A votação para as quartas eleições presidenciais de Timor-Leste, as primeiras desde a saída das forças de manutenção de paz da ONU em 2012, terminou às 15h locais (6h em Lisboa). As eurodeputadas portuguesas Ana Gomes e Marisa Matias, que foram destacadas como observadoras do processo eleitoral, afirmam que o processo decorreu de forma ordeira e sem problemas, com longas filas de eleitores. “Onde estive a observar está tudo calmíssimo, tranquilíssimo, com muita afluência e sinais de que as pessoas, mesmo os jovens, são muito conhecedoras do processo e do que têm a fazer”, afirmou Gomes à agência Lusa em Díli.
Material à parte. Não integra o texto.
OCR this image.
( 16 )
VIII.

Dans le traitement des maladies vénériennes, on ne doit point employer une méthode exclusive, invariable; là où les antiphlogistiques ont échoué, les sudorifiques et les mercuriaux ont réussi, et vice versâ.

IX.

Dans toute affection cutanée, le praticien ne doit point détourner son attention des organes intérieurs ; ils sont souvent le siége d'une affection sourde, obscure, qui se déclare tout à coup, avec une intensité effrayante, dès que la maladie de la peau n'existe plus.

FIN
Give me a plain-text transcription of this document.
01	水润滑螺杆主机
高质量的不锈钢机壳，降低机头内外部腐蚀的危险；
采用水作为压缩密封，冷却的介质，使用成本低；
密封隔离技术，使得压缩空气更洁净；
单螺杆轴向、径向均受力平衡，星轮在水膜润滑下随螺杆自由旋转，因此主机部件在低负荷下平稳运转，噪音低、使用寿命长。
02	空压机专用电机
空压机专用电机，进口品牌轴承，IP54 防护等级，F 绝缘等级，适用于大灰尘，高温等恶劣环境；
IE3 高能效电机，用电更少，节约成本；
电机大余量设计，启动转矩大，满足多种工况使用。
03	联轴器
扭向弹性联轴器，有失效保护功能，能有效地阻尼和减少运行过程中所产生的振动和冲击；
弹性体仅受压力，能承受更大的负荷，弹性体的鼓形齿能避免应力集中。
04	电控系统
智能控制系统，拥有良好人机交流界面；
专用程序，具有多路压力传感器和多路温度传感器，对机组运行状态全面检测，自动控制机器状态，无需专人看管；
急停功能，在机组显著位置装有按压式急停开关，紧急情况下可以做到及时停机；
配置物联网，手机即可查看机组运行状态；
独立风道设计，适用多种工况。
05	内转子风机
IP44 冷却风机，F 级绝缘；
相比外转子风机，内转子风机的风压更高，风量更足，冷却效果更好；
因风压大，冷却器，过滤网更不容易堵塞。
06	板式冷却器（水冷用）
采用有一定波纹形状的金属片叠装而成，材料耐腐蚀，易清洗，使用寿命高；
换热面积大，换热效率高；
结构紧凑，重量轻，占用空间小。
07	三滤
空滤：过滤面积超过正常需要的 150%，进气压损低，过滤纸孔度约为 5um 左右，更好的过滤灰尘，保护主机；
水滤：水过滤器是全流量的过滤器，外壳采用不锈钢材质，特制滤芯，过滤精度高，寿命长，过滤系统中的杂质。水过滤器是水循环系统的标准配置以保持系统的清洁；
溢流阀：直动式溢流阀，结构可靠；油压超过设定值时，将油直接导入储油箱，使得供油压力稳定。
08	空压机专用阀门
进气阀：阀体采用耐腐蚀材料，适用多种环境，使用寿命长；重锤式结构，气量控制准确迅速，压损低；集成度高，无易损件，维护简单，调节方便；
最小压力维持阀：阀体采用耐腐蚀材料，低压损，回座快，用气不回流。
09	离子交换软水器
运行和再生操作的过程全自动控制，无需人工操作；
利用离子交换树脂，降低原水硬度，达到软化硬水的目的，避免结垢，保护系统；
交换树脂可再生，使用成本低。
O Governo timorense deu tolerância de ponto a todos os funcionários públicos no dia da votação e na terça-feira, para que todos possam votar nas suas zonas e depois regressar ao local onde vivem. Estavam registados mais de 740 mil eleitores, numas presidenciais a que concorreram oito candidatos. Guterres conta com o apoio dos principais partidos, a Fretilin e o Conselho Nacional da Reconstrução de Timor-Leste (CNRT) de Xanana Gusmão, surgindo com possibilidades de obter os 50% necessários para evitar uma segunda volta em abril.

“Quero mudar as condições de vida das pessoas, em todas as áreas, passando pela saúde, educação e vida económica sustentável”, afirmou o candidato favorito. Atualmente com 62 anos, Guterres perdeu em 2012 a presidência para Taur Matan Ruak. O Presidente cessante decidiu não recandidatar-se.

O maior rival de Guterres é o ministro da Educação, António da Conceição, do Partido Democrático, que contou também com o apoio do recém-formado Partido da Libertação do Povo. Analistas realçam que a base de apoio alargada de Guterres poderá ajudar ajudar a estabilizar um país ainda com grande instabilidade e risco de violência. “Isso é bom do ponto de vista da estabilidade, porque políticos competitivos podem gerar tensões”, afirmou à AFP Damien Kingsbury, especialista em assuntos timorenses na universidade australiana de Deakin. Acrescenta, contudo, que a falta de oposição poderá levantar problemas de ausência de pressão para uma governação responsável.

O país, que conquistou a independência em 2002, tem 60% da população desempregada e continua ter na exploração de petróleo e gás a sua grande fonte de riqueza, representando 60% do PIB e mais de 90% das receitas do Estado, segundo números de 2014. Às eleições presidenciais seguir-se-ão, no mês de julho, as legislativas.